The next day, I needed to make just one quick cross-cut, and failed to check the setup out. BANG!

The aluminum Mule Fence touched (tiny knick) the blade while I was pushing the stock through.

I still use my metal jigs and fixtures, but check, double-check, then check again before pulling the power paddle.


----------



## Manitario (Jul 4, 2010)

I have written on my Incra mitre gauge "Check the gap!!". Sadly, this was after I didn't check the gap and destroyed a set of dado blades and cartridge on my SawStop.


----------



## TheDane (May 15, 2008)

Thankfully, the blade I destroyed was the stock blade that came with the saw. Still …


----------



## jusfine (May 22, 2010)

Don, my review is here if it helps at all…


----------



## DonJ (Sep 28, 2008)

Jusfine,

Thanks for the review and all the other input; I ordered one today and am looking forward to using it soon.


----------



## lumberingjoe (Jan 25, 2013)

Thank you for this thread! I was considering buying an Ibox to use with my Sawstop and this issue was forefront.

Sawstop technology has been around long enough (as a market leader too) to have the accessory manufacturers delivering products that are safe to use. Incramental Tools (specifically) needs to reengineer several of their products.

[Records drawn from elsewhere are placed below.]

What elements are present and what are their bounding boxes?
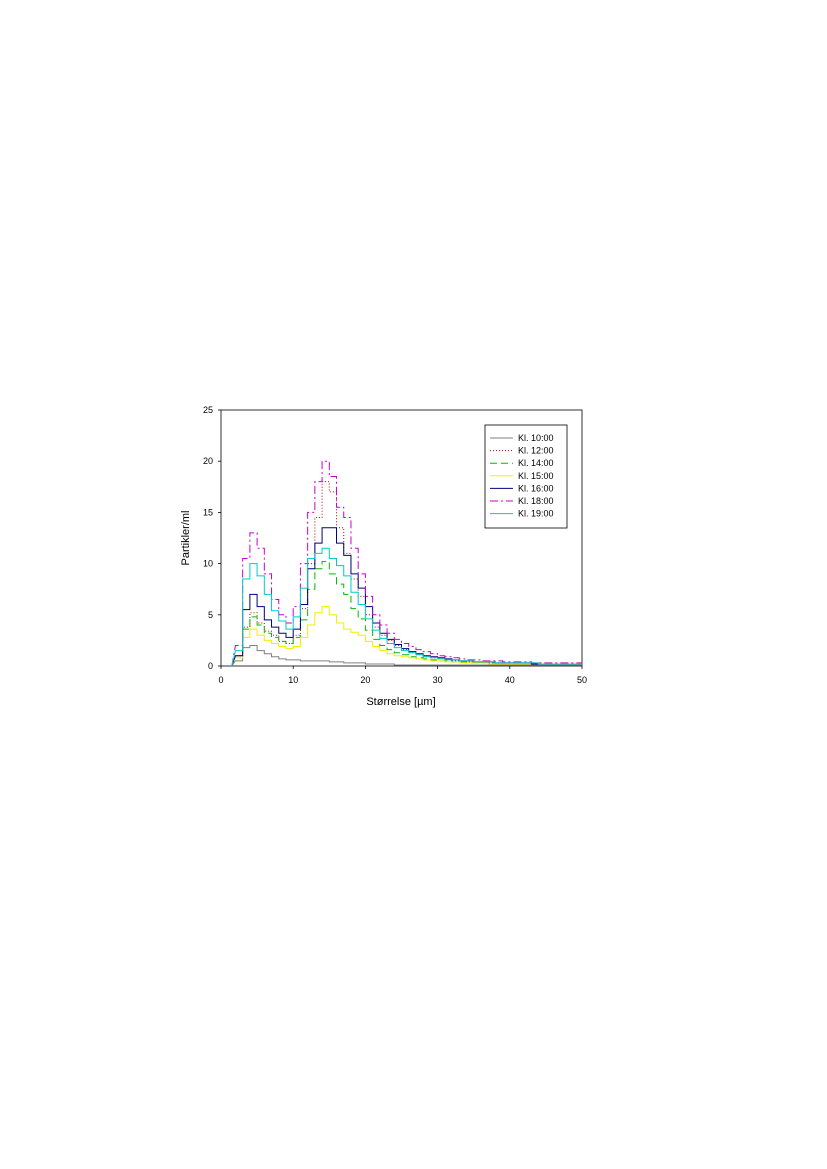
legend-label: Kl. 14:00 (518, 458, 554, 468)
x-tick-label: 20 (360, 675, 370, 685)
y-tick-label: 15 (203, 507, 213, 517)
legend-label: Kl. 18:00 (518, 496, 554, 506)
y-tick-label: 5 (208, 610, 213, 620)
legend-label: Kl. 15:00 (518, 471, 554, 481)
y-tick-label: 10 (203, 559, 213, 569)
legend: Kl. 10:00 Kl. 12:00 Kl. 14:00 Kl. 15:00 Kl. … (484, 424, 568, 529)
legend-label: Kl. 12:00 (518, 446, 554, 456)
series-line (231, 460, 582, 667)
x-tick-label: 50 (577, 675, 587, 685)
series-line (231, 561, 582, 667)
x-tick-label: 40 (505, 675, 515, 685)
x-axis-title: Størrelse [µm] (366, 696, 435, 708)
legend-label: Kl. 19:00 (518, 509, 554, 519)
x-tick-label: 0 (218, 675, 223, 685)
series-line (231, 645, 582, 667)
y-tick-label: 20 (203, 456, 213, 466)
legend-label: Kl. 10:00 (518, 433, 554, 443)
legend-box (484, 424, 568, 529)
y-tick-label: 0 (208, 661, 213, 671)
y-axis-title: Partikler/ml (180, 510, 192, 565)
x-tick-label: 30 (433, 675, 443, 685)
series-line (231, 606, 582, 667)
series-line (231, 547, 582, 667)
tick-layer: 0 10 20 30 40 50 0 5 10 15 20 25 (203, 405, 587, 685)
x-tick-label: 10 (288, 675, 298, 685)
series-layer (231, 460, 582, 667)
legend-label: Kl. 16:00 (518, 483, 554, 493)
y-tick-label: 25 (203, 405, 213, 415)
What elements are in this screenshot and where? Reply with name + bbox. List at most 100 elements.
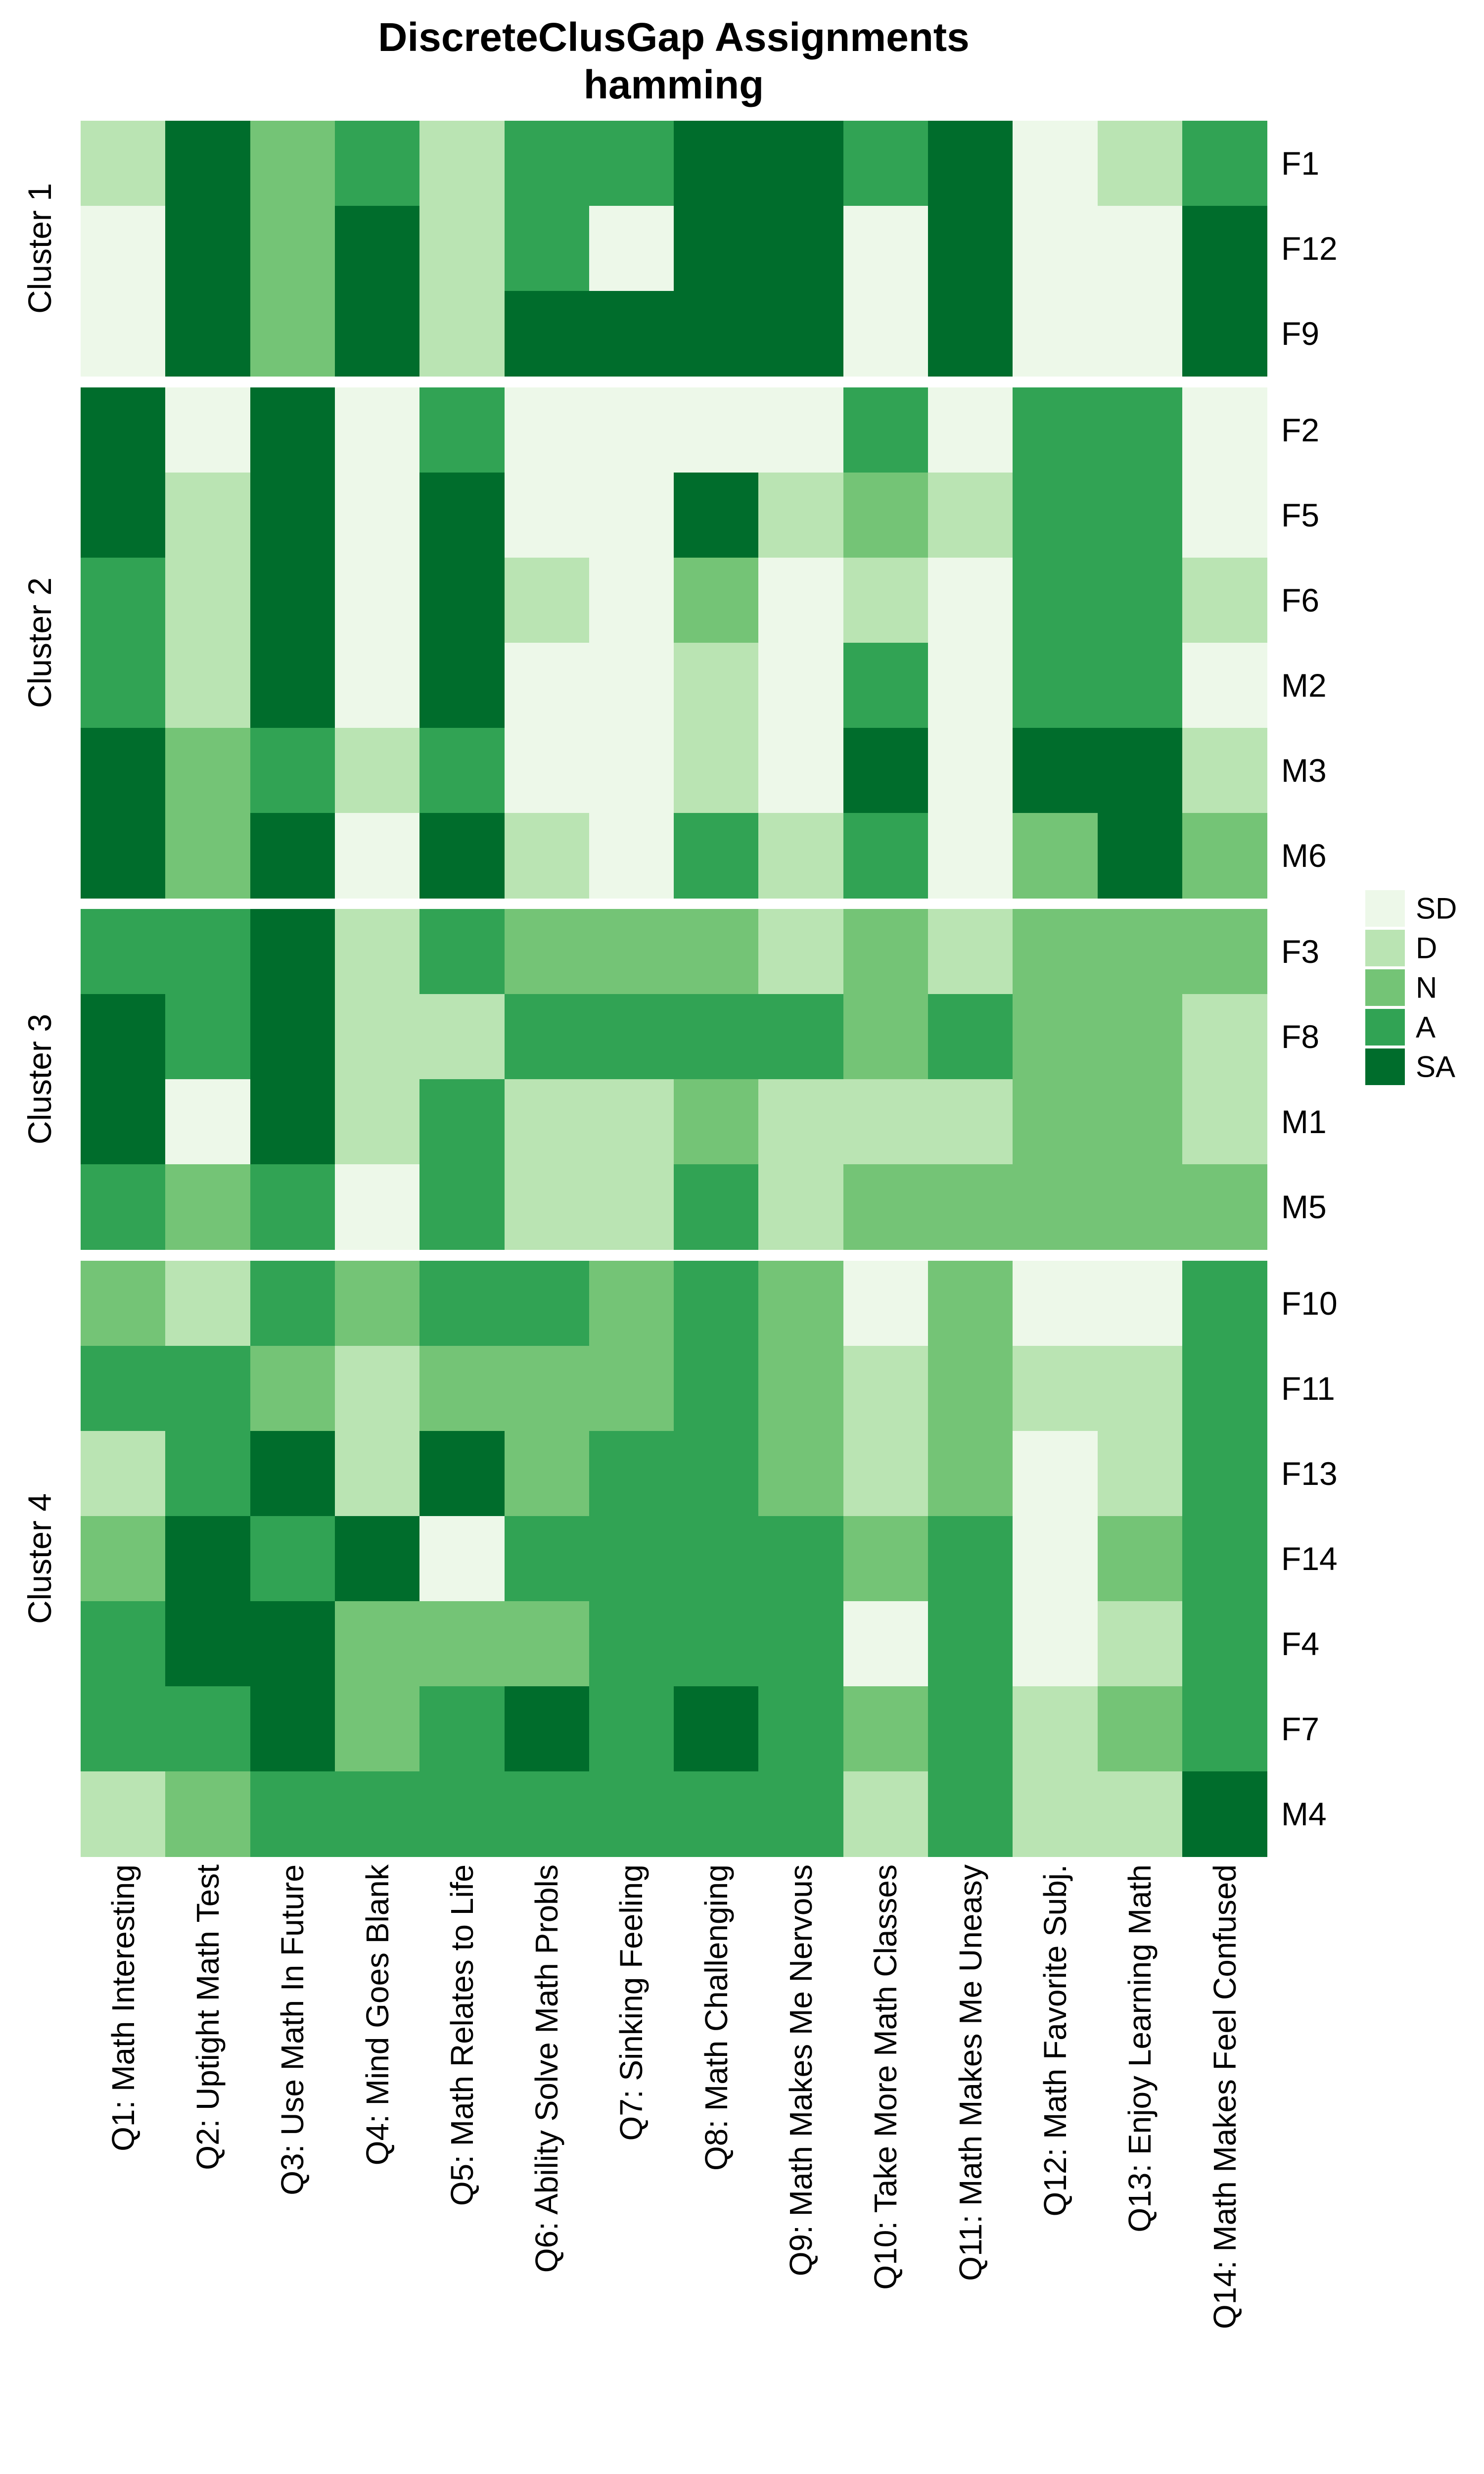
- column-label-text: Q13: Enjoy Learning Math: [1122, 1864, 1158, 2233]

For now, I'll make my own jigs.


----------



## NiteWalker (May 7, 2011)

Why do they need to reengineer anything?
Whether you're using a sawstop or not, the metal parts on the ibox or any of incra's miter gauges should not come into contact with the blade. Ever. You do have to touch the metal indexing pins of the ibox to the blade during the kiss calibration, but the saw should not be on during the calibration, so there would be no issues with the sawstop brake.
If any metal parts do come into contact with blade during use, it's operator error; not manufacturer error.


----------



## jefrench (Feb 6, 2021)

The Dane,

Did the same thing, nicked the right side base, but it wasn't the stock blade. I rammed my brand new freud dado stack into the aluminum. I c a r e f u l l y peeled the teeth out without losing one. It cuts fine and I wasn't going to eat a new cartridge and a new set at the same time.


----------



## Peteybadboy (Jan 23, 2013)

Can't you just turn off the brake function when close to metal? I have nicked my incra sled fence 2x w my old delta. Getting a saw stop in the near future, so I would turn off the saw stop function if I use a sled. Would that work?


----------



## jefrench (Feb 6, 2021)

It was my fault for not checking the clearance of the base to the blade. It's adjustable.


----------